Здоровенный вышибала неслышно выдвинулся из полумрака тесного вестибюля. Вгляделся в Серова, наморщил низкий лоб и прищурил светлые глазки, но, узнав Сергея — он иногда бывал здесь, — тут же потерял к нему интерес.
Пройдя в зал, Серов осмотрелся. На небольшой эстраде играл маленький оркестр: тромбон, контрабас и фортепиано. Над головами танцующих пар, вместе с сизыми слоями табачного дыма, плыли обволакивающие такты старого танго — манящего, зовущего, обещающего неземную негу где-то там, в неведомой райской стране.
Постоянного оркестра здесь не было: поскольку в зале собирались преимущественно музыканты, любой мог выйти на эстраду и сыграть, что хотелось, выразив овладевшее им настроение. Поэтому тут случались крайне интересные импровизированные концерты, которые уже нигде и никогда не могли повториться — музыканты кочевали по гастролям, ансамбли распадались, люди уходили из жизни и из музыки, и потому вновь собрать вместе тех, кто когда-то играл, и создать им прежнее настроение было делом неосуществимым.
Так, где же Фагот? Если он сегодня нигде не выступает, то должен быть тут. А ездить на гастроли Гордеич давно не охотник. Эге, кажется, Сергею улыбнулась удача: за одной из перегородок, отделяющих столики друг от друга, мелькнула знакомая, похожая на тонзуру католического монаха плешь Фагота.
— Привет, Гордеич! — Серов, если бы мог, расцеловал свою удачу. Мало того что Фагот здесь, он один и почти трезвый. Правда, чтобы его споить, нужна по крайней мере бочка. И куда только столько влезает в этого худощавого человека с рассыпающейся пегой шевелюрой и узким лицом аскета, украшенным пушистыми бакенбардами.
— О-о! — Фагот тоже был рад встрече. — Пришло мое пиво? Или я не прав?
— Прав, — засмеялся Сергей. — И пиво, и отбивная, и интересный разговор.
— Садитесь, мистер Пиво, — музыкант шутливо провел рукавом замшевой куртки по свободному стулу. — Разве сравнится пища телесная, если желудок ее жаждет, с пищей духовной? Я тоже угощаю, а ты пока заказывай, заказывай…

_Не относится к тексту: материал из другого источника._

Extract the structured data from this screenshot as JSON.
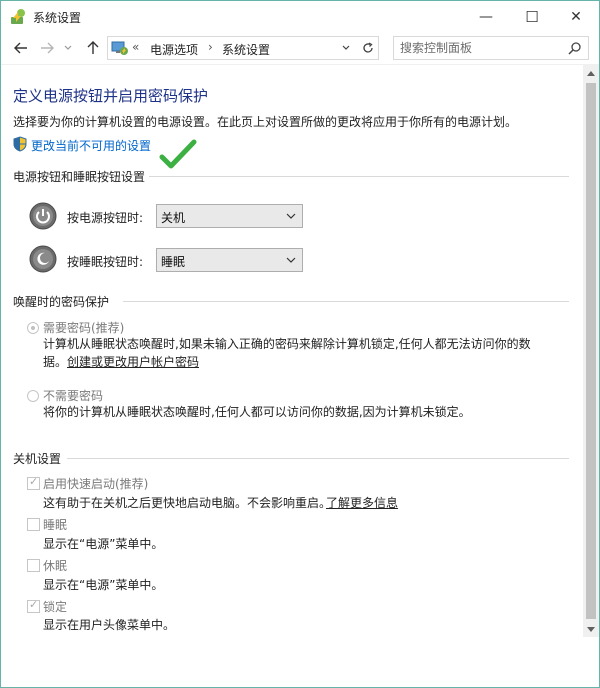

Он вскочил и подошел к эстраде. Музыканты уже закончили играть и собирались спуститься в зал, но Фагот попросил их задержаться. Он окликнул в зале еще кого-то, ему дали корнет, на эстраде появились саксофонист и темнокожий парень с барабаном, напоминавшим африканский тамтам. Гордеич подмигнул Сергею, выхватил из кармана белоснежный платок, вытер им мундштук корнета, затем нежно облизал его кончиком языка и приложил к губам. Над притихшим залом проплыл нежный и задорный чистый звук трубы.
Фагот взмахнул рукой, задавая темп, пристукнул носком ботинка — и полилась мелодия из «Шербурских зонтиков», полная неожиданных находок и причудливых, как арабески, импровизаций.

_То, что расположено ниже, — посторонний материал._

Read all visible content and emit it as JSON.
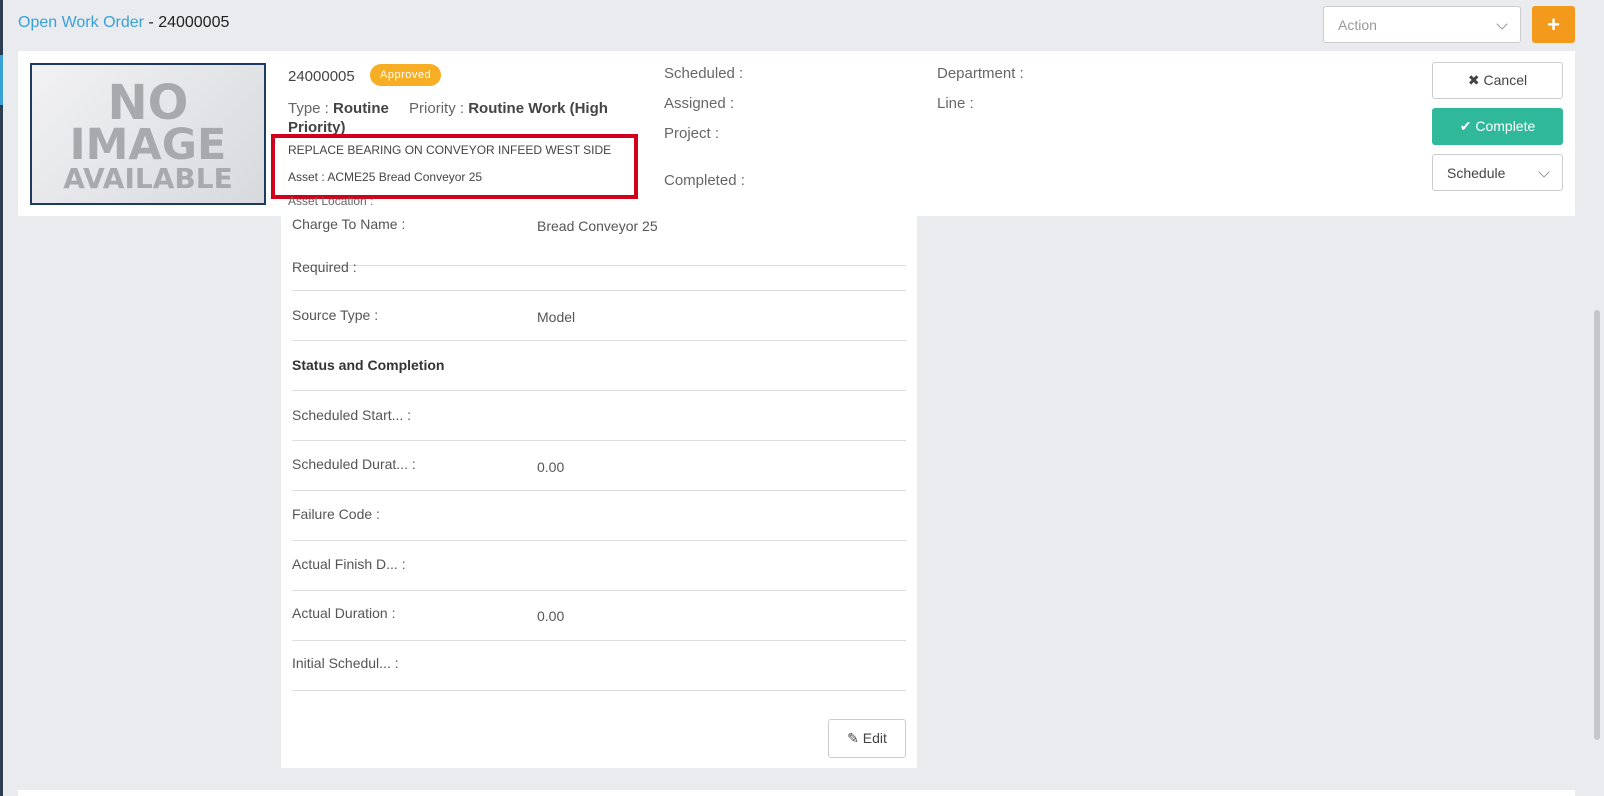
{
  "header": {
    "link": "Open Work Order",
    "separator": " - ",
    "number": "24000005",
    "action_placeholder": "Action",
    "plus_label": "+"
  },
  "work_order": {
    "number": "24000005",
    "status": "Approved",
    "type_label": "Type :",
    "type_value": "Routine",
    "priority_label": "Priority :",
    "priority_value": "Routine Work (High Priority)",
    "description": "REPLACE BEARING ON CONVEYOR INFEED WEST SIDE",
    "asset": "Asset : ACME25 Bread Conveyor 25",
    "asset_location": "Asset Location :",
    "scheduled": "Scheduled :",
    "assigned": "Assigned :",
    "project": "Project :",
    "completed": "Completed :",
    "department": "Department :",
    "line": "Line :"
  },
  "image": {
    "l1": "NO",
    "l2": "IMAGE",
    "l3": "AVAILABLE"
  },
  "buttons": {
    "cancel": "Cancel",
    "complete": "Complete",
    "schedule": "Schedule",
    "edit": "Edit"
  },
  "details": [
    {
      "label": "Charge To Name :",
      "value": "Bread Conveyor 25"
    },
    {
      "label": "Required :",
      "value": ""
    },
    {
      "label": "Source Type :",
      "value": "Model"
    },
    {
      "label": "Status and Completion",
      "value": "",
      "section": true
    },
    {
      "label": "Scheduled Start... :",
      "value": ""
    },
    {
      "label": "Scheduled Durat... :",
      "value": "0.00"
    },
    {
      "label": "Failure Code :",
      "value": ""
    },
    {
      "label": "Actual Finish D... :",
      "value": ""
    },
    {
      "label": "Actual Duration :",
      "value": "0.00"
    },
    {
      "label": "Initial Schedul... :",
      "value": ""
    }
  ],
  "colors": {
    "accent": "#3aa0d8",
    "approved": "#f7ae24",
    "complete": "#2fb99a",
    "plus": "#f39a1c",
    "highlight": "#d0021b"
  },
  "icons": {
    "cancel": "times-icon",
    "complete": "check-icon",
    "edit": "pencil-icon",
    "chevron": "chevron-down-icon"
  }
}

Когда отзвучали последние такты, зал неистовствовал. Серов понял: его знакомого не зря зазывают в самые дорогие и престижные заведения — это великий мастер и, возможно, последний из могикан старого традиционного джаза.
Сергей заказал горячее, салат, пива и бутылку водки — надо знать привычки Фагота, все равно потом попросит.
— Для моего друга, — копируя ресторанных лабухов, объявил Фагот, — я исполняю песню великого музыканта Луи Армстронга.
Он вскинул трубу к потолку и выдал звонкую трель, потом сыграл несколько тактов и, взяв микрофон, сочным хрипловатым баском запел «Хэллоу, Долли!».
И вдруг по проходу между столиками к эстраде медленно пошел маленький тучный человек с уздечкой большого саксофона на шее. Выдав сиплый синкоп, он бережно подхватил голос Фагота и понес дальше, создавая удивительную палитру мелодии.
— Спасибо, Гоша, — закончив, Гордеич спрыгнул с эстрады и обнял саксофониста. — Ты идешь со мной в понедельник?
— А как же! — Гоша жарко и пьяно облобызал приятеля, и Серей испугался, что Фагот сейчас потянет того к их столу, но обошлось. Отдав корнет, Гусев вернулся и налил себе полный бокал пива.